When the bus pulled out he lay over against his backpack, drawing his legs onto the empty seat beside him, and when he woke it was still dark and more people were getting on, and when he woke up again Jerry was shaking his shoulder. He didn’t really remember walking off the bus, but they were standing on the street, the buildings rising up around them.
“Is this Denver?”
“Mile-high,” Jerry said, handing him his backpack and basketball, dropping his own bag to the sidewalk and lighting a cigarette. “Your next ride leaves from the Amtrak station, but that ain’t for two hours.”
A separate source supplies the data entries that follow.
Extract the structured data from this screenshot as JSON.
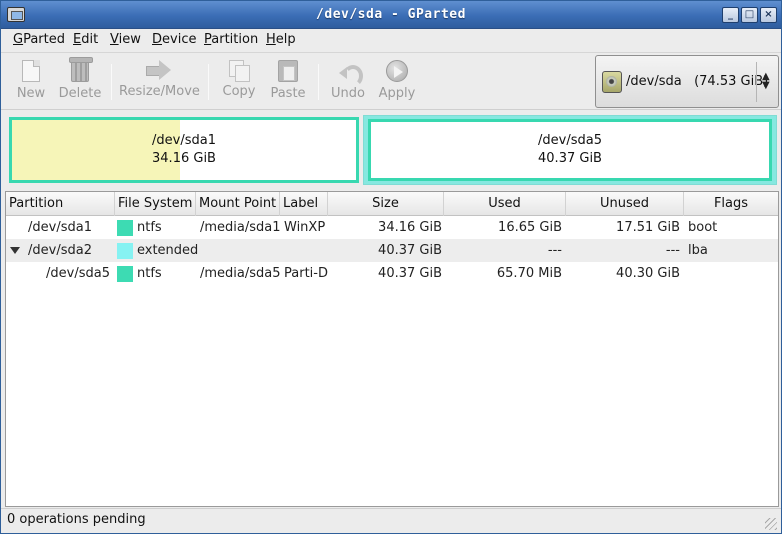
{
  "window": {
    "title": "/dev/sda - GParted",
    "controls": [
      "_",
      "□",
      "×"
    ]
  },
  "menu": [
    "GParted",
    "Edit",
    "View",
    "Device",
    "Partition",
    "Help"
  ],
  "toolbar": {
    "new": "New",
    "delete": "Delete",
    "resize_move": "Resize/Move",
    "copy": "Copy",
    "paste": "Paste",
    "undo": "Undo",
    "apply": "Apply"
  },
  "device": {
    "label": "/dev/sda   (74.53 GiB)"
  },
  "partition_map": {
    "sda1": {
      "name": "/dev/sda1",
      "size": "34.16 GiB",
      "used_fraction": 0.487,
      "color": "#38d8b0",
      "used_color": "#f6f5b8"
    },
    "sda5": {
      "name": "/dev/sda5",
      "size": "40.37 GiB",
      "color": "#38d8b0"
    },
    "extended_color": "#86e8e0"
  },
  "table": {
    "headers": [
      "Partition",
      "File System",
      "Mount Point",
      "Label",
      "Size",
      "Used",
      "Unused",
      "Flags"
    ],
    "rows": [
      {
        "partition": "/dev/sda1",
        "fs": "ntfs",
        "fs_color": "#3ddbb3",
        "mount": "/media/sda1",
        "label": "WinXP",
        "size": "34.16 GiB",
        "used": "16.65 GiB",
        "unused": "17.51 GiB",
        "flags": "boot"
      },
      {
        "partition": "/dev/sda2",
        "fs": "extended",
        "fs_color": "#86f2f2",
        "mount": "",
        "label": "",
        "size": "40.37 GiB",
        "used": "---",
        "unused": "---",
        "flags": "lba"
      },
      {
        "partition": "/dev/sda5",
        "fs": "ntfs",
        "fs_color": "#3ddbb3",
        "mount": "/media/sda5",
        "label": "Parti-D",
        "size": "40.37 GiB",
        "used": "65.70 MiB",
        "unused": "40.30 GiB",
        "flags": ""
      }
    ]
  },
  "status": {
    "text": "0 operations pending"
  }
}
“Where are we now?” He turned in a circle, searching the faces of the tall buildings.
“You’re at the Greyhound terminal. I guess they’re trying to make this as hard as they can, bringing you all the way down here before starting you back north again. You hungry?”
“My mom packed me a sandwich.”
“That must’ve been before she got her headache.”
“She packed two, but I ate half of one already.”
“You like eggs?”
“Yes, sir.”
They walked up Twentieth so the boy could see the outside of Coors Field, then turned down Wazee to a restaurant Jerry said he’d always wanted to try. It was still early, so they were almost the only ones there. They took a booth by the window, and their waitress brought coffee and a glass of milk for Kenneth while they studied the menus.